Salt hydrolosis

A salt is an ionic compound (cation and anion). Salts are very soluble in water. When they dissolve, the ions sometimes react with water and affect the pH of the solution; we call this hydrolosis. To determine how a salt affects pH, you must look at each of its ions individually:

neutral (does not affect pH): Cation of a strong base (e.g., Na⁺ from NaOH) or anion of a strong acid (e.g., Cl⁻ from HCl). Most of these ions are from group 1, 2, or 7, but don’t forget polyatomic ions like SO₄²⁻ from H₂SO₄.
acidic (decreases pH): Conjugate acid of a weak base (e.g., NH₄⁺, the conjugate acid of NH₃) or metal cation with high charge density (Al³⁺ and Fe³⁺ are the main ones).
basic (increases pH): Conjugate base of a weak acid (e.g., CH₃COO⁻, the conjugate base of CH₃COOH).

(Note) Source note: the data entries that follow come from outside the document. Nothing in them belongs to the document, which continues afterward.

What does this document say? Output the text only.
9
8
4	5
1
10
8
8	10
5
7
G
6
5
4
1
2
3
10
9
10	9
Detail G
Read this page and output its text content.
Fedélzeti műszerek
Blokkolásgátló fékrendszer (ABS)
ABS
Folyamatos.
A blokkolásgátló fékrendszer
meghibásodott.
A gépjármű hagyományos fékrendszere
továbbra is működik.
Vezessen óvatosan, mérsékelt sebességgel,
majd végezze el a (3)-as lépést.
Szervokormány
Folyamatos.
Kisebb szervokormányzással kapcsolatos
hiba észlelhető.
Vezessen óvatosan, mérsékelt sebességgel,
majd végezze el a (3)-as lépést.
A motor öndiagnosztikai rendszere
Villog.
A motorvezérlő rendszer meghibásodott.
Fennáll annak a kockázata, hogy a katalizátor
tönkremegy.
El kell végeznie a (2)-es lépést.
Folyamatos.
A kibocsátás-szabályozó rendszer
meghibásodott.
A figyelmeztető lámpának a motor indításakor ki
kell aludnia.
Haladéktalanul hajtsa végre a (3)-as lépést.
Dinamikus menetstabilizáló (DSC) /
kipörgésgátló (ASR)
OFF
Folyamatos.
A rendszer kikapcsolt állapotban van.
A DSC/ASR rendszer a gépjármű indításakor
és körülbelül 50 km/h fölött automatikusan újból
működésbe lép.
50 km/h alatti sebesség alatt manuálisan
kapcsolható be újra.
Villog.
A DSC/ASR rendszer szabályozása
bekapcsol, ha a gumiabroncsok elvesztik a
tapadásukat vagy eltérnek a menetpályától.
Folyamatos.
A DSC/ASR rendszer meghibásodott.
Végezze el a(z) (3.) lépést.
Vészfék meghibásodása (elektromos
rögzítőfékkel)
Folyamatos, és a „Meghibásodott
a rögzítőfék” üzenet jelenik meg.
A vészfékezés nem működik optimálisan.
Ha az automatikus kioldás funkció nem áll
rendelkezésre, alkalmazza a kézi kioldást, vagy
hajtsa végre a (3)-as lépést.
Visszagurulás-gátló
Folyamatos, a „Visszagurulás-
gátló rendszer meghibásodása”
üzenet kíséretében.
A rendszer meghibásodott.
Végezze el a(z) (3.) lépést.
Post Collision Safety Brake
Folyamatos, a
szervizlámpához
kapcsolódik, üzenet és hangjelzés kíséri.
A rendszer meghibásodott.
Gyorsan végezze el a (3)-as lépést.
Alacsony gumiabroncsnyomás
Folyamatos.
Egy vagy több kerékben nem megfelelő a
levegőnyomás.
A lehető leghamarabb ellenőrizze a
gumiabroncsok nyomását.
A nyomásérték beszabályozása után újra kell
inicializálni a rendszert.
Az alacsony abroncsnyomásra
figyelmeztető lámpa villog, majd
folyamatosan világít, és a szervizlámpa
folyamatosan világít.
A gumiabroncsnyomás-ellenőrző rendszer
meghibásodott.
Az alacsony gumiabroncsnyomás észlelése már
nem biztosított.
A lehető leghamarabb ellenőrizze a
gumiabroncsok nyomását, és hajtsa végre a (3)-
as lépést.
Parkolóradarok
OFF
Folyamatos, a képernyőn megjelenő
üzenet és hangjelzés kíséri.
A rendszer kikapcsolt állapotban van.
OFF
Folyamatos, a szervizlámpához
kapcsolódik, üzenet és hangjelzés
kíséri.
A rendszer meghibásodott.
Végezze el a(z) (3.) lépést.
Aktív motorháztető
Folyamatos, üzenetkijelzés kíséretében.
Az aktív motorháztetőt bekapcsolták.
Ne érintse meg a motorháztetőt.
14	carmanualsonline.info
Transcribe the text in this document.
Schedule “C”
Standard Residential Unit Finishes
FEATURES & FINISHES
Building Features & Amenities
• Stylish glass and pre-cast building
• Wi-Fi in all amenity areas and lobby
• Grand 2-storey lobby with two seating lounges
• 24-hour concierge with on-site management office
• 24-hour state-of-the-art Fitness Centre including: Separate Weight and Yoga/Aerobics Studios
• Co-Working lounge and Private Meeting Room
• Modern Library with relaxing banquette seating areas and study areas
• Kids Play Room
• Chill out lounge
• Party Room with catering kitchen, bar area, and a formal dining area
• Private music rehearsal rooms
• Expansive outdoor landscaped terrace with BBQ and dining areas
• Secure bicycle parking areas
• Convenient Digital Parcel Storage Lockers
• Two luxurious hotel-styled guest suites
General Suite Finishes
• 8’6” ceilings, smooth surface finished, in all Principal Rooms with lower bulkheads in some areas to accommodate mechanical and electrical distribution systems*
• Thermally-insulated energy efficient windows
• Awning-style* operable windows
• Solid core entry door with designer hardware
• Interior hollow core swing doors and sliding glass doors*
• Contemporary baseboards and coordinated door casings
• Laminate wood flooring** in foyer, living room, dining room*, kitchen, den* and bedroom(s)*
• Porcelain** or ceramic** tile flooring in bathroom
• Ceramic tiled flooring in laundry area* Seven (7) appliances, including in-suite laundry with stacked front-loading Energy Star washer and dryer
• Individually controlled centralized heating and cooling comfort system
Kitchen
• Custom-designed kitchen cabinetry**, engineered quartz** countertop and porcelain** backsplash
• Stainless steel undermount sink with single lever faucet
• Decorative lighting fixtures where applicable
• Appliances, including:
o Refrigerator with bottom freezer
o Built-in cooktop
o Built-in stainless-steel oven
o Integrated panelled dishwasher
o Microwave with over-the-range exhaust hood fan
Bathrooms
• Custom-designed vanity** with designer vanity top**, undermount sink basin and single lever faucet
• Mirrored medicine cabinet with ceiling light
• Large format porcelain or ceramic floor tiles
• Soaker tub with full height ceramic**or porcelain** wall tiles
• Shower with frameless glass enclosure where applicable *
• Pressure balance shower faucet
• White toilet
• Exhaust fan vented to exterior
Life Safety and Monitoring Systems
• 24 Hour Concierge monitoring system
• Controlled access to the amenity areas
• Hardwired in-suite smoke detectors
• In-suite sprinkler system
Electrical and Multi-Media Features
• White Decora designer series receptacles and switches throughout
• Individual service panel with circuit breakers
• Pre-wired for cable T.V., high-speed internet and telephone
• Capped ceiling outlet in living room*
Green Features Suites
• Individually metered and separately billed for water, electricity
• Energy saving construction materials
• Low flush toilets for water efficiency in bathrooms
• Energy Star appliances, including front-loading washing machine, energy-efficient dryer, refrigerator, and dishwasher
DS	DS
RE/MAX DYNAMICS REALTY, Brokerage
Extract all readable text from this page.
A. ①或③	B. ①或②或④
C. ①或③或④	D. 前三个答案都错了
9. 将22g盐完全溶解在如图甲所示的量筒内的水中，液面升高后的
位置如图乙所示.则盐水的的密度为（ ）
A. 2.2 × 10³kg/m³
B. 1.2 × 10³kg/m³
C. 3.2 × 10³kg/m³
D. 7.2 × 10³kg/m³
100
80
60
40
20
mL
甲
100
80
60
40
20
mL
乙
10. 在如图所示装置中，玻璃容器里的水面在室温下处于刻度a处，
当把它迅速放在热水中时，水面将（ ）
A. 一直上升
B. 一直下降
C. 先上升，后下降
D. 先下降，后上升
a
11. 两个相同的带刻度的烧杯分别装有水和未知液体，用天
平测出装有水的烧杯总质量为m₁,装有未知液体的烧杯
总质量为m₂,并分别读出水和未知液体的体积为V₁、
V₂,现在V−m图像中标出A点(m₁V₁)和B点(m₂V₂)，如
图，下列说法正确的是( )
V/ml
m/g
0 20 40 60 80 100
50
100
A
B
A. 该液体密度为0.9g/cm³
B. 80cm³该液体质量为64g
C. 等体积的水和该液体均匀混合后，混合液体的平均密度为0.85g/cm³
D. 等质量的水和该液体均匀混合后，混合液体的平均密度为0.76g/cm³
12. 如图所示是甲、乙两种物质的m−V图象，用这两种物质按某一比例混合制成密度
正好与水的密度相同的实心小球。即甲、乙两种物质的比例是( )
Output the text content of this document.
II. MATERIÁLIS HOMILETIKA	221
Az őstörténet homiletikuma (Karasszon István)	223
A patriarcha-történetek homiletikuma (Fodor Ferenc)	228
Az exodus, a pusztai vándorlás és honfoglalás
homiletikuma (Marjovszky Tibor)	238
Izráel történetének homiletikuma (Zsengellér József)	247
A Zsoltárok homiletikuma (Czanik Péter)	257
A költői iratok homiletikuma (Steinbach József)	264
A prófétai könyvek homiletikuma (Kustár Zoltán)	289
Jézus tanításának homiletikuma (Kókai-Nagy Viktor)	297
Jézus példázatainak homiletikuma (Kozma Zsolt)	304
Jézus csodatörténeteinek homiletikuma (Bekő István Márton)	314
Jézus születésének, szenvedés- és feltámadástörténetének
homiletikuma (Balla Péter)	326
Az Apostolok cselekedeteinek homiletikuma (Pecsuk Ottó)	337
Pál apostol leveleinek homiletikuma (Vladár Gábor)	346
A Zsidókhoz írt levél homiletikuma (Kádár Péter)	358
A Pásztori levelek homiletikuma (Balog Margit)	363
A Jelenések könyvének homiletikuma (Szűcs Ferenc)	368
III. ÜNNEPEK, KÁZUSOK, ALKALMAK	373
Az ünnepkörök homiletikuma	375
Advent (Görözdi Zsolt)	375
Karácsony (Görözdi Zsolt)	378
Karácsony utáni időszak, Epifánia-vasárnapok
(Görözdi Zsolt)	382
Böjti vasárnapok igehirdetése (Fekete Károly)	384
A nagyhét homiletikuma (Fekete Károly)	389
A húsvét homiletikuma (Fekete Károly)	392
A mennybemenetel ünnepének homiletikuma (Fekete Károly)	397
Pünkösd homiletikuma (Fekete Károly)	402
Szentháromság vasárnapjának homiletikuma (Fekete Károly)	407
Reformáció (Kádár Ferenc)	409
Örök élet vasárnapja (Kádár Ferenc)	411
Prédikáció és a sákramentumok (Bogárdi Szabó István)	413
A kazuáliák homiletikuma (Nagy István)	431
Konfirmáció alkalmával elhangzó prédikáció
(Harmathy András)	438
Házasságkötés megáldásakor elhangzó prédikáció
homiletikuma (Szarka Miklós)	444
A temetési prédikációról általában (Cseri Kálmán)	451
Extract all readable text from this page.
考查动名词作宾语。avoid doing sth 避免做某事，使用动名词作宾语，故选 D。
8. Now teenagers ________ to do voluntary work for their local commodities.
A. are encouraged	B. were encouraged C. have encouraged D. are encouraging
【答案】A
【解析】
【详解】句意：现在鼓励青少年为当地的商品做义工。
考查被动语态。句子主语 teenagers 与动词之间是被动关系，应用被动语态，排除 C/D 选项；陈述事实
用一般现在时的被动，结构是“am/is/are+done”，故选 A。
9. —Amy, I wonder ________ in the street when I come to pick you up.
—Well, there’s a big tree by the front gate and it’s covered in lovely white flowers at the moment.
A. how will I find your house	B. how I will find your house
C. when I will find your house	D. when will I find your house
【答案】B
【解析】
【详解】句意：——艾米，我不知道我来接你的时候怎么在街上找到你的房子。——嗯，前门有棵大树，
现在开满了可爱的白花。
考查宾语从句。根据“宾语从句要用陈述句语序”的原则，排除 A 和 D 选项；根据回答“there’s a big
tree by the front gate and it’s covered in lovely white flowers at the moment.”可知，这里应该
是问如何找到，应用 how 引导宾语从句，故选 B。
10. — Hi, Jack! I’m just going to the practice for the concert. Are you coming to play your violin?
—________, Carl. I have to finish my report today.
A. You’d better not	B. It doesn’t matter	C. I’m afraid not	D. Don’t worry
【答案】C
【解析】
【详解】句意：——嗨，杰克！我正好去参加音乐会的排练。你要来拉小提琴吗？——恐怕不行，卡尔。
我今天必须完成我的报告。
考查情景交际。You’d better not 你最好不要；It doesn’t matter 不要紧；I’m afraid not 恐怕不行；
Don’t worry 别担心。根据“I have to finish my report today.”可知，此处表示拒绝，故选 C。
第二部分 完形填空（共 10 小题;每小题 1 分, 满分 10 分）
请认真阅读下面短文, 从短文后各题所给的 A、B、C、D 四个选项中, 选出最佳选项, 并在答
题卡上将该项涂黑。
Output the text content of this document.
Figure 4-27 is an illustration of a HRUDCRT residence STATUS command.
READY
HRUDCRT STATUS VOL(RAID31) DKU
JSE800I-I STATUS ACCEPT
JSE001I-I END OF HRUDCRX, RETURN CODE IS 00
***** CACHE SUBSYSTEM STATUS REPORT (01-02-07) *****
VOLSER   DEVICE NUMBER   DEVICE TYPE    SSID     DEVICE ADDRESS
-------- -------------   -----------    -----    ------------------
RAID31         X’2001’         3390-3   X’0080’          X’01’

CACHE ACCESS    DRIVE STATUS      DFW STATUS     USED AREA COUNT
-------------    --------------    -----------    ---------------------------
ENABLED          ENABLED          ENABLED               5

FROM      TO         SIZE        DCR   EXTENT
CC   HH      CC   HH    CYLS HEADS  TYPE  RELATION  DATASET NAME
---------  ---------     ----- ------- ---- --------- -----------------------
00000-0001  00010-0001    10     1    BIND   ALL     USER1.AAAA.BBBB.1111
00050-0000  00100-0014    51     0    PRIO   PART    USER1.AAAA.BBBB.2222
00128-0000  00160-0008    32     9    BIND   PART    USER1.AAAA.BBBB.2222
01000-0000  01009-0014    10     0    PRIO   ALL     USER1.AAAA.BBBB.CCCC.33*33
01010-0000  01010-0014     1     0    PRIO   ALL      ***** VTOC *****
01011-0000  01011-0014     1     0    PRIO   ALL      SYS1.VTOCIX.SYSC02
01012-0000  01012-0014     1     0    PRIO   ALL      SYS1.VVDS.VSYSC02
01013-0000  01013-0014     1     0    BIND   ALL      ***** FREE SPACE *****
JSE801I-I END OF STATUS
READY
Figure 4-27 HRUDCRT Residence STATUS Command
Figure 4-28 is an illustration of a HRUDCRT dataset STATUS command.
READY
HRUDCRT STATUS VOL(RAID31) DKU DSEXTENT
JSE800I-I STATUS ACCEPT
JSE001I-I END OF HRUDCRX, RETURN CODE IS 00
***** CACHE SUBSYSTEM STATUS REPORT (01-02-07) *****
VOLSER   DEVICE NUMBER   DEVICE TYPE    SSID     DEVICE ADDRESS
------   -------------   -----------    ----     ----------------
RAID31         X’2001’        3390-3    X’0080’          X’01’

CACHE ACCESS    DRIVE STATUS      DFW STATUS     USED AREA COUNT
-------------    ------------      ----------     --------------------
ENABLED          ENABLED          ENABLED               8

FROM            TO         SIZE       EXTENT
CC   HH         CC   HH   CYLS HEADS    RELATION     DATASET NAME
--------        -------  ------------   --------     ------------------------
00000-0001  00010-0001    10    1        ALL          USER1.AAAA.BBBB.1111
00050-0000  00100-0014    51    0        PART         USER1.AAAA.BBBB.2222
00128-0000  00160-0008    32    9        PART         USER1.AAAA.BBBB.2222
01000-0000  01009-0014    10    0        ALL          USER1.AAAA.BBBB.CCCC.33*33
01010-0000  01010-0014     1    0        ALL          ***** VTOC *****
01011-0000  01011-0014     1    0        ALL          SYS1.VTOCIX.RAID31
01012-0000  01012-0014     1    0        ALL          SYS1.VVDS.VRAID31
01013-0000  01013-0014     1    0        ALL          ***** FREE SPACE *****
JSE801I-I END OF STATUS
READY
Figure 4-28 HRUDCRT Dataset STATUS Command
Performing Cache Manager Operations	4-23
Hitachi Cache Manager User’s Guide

When a salt contains both a cation that decreases pH and an anion that increases pH, we must compare their ionization constants to see which one overwhelms the other:

$K_{a} = K_{b} ⟹$ neutral
$K_{a} > K_{b} ⟹$ acidic
$K_{a} < K_{b} ⟹$ basic

When a salt contains an amphoteric ion (it can donate a proton or accept one, e.g., HSO₄⁻), you must write the equation twice: once for when the ion acts as an acid and once for when it acts as a base. Then, compare the $K_{a}$ and $K_{b}$ values the same way as shown above.

There is one more special case: oxides. A metal oxide always reacts with water to form a basic solution because one of the products is the hydroxide ion. Don’t write a dissociation equation—just react the compound with water directly. For example:

CaO_(s) + H₂O_(l) → Ca²⁺_(aq) + 2 OH⁻_(aq).

A nonmetal oxide always reacts with water to form an acidic solution because one of the products is the hydronium ion. For example:

CO_2(g) + H₂O_(l) → H₂CO_3(aq)

H₂CO_3(aq) + H₂O_(l) → HCO₃⁻_(aq) + H₃O⁺_(aq).

Example

Will (NH₄)₂SO_4(s) produce a neutral, acidic, or basic solution when dissolved in water?

First, we write the dissociation reaction, indicating that the salt dissolves completely with a one-directional arrow:

(NH₄)₂SO_4(s) → 2 NH₄⁺_(aq) + SO₄²⁻_(aq).

Since NH₄⁺ is the conjugate acid of a weak base, we know that it will cause the solution to become acidic:

NH₄⁺_(aq) + H₂O_(l) ⇌ NH_3(aq) + H₃O⁺_(aq), $K_{a} = 5.8 \times 10^{- 10} .$

However, SO₄²⁻_(aq) will also affect the pH: it is the conjugate base of a weak acid, so it will cause the solution to become basic:

SO₄²⁻_(aq) + H₂O_(l) ⇌ HSO₄⁻_(aq) + OH⁻_(aq).

We can’t just look up the ionization constant like we did for NH₄⁺_(aq) because it isn’t on the list, at least not directly. What is on the list is $K_{a2}$ for H₂SO_4(aq), which is the same as $K_{a}$ for HSO_4(aq). We can use this to find the ionization constant for the conjugate base of HSO₄⁻_(aq), which is SO₄²⁻_(aq). Since $K_{a} K_{b} = K_{w},$

$K_{b} = \frac{K_{w}}{K_{a2}} = \frac{1.0 \times 10^{- 14}}{1.0 \times 10^{- 2}} = 1.0 \times 10^{- 12} .$

Now we have our $K_{a}$ and $K_{b}$ values for NH₄⁺_(aq) and SO₄²⁻_(aq). They are 5.8 × 10⁻¹⁰ and 1.0 × 10⁻¹² respectively. Since $K_{a} > K_{b},$ dissolving this salt in water will result in an acidic solution.